小区里不少绿植被风雨摧残得断了枝叶,雨势渐小,物业人员穿着橘色雨衣穿梭在窗外,清理断枝残桠。
饭后,周酩远拿了外套推开门,外面还下着小雨,冰凉风卷着潮气从门口卷进来。
舒鹞喝了人家煮的粥,自动进入娇妻角色,拎了把粉嫩嫩的卡通小碎花雨伞,表情像个乖巧的小媳妇似的:“欧巴~要不要撑把伞走?”
雨还没停,车子停得又远了些,其实有把伞是好的。
但周酩远偏过头看过来,伞面是花溜溜的碎花和小猪脸图案,令人望而止步。
他沉默地睇了舒鹞一眼,转身迈进雨中。
雨小却密集,周酩远在雨中闲庭信步,插在西裤兜里的手不紧不慢伸出来,车钥匙一闪,按亮了车子。
白衬衫被打湿,贴在劲瘦的腰线上,又是一副养眼的画面。
舒鹞隔着雨幕看着周酩远坐进车子,忽然叫了他一声:“周酩远。”
被叫到名字的人可能没想到她还在门口傻站着,目光里传递出一丝不解。
舒鹞比了个心心:“拜拜呦。
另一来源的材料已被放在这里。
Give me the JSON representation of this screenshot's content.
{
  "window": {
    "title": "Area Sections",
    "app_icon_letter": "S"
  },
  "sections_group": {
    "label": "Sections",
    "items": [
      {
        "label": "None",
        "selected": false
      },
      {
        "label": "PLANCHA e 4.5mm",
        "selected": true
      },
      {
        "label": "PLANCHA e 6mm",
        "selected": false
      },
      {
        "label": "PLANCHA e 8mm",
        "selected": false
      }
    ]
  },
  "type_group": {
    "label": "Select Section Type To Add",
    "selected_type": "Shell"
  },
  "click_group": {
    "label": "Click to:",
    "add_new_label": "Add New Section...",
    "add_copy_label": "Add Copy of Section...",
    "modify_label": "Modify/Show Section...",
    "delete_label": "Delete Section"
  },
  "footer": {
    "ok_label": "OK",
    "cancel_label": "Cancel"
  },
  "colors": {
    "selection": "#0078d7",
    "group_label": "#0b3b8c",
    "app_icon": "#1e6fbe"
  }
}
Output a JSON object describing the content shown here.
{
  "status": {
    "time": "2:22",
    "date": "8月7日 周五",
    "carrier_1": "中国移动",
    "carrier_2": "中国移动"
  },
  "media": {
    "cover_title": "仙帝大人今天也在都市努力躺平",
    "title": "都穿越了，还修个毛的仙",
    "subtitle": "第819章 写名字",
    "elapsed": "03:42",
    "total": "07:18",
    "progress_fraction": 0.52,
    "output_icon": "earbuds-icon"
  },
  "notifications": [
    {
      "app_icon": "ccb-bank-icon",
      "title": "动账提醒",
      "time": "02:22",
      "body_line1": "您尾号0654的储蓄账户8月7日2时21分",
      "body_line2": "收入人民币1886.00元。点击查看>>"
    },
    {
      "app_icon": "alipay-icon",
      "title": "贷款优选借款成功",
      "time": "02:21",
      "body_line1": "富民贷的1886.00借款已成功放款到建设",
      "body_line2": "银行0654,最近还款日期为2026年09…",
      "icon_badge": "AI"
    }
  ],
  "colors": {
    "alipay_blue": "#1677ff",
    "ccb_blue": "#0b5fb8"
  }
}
”
“……”
周酩远淡着脸把车子开走了。
帝都这场暴雨持续了将近12个小时,暴雨蓝色预警后不到一个小时升级成了黄色预警,同时发布雷电黄色预警,最后升级成橙色预警。
周酩远离开东槿别墅后的三天,电视上都在报导这次暴雨引起的灾情,面露凝重的新闻主持人称这是50年来帝都市最□□雨。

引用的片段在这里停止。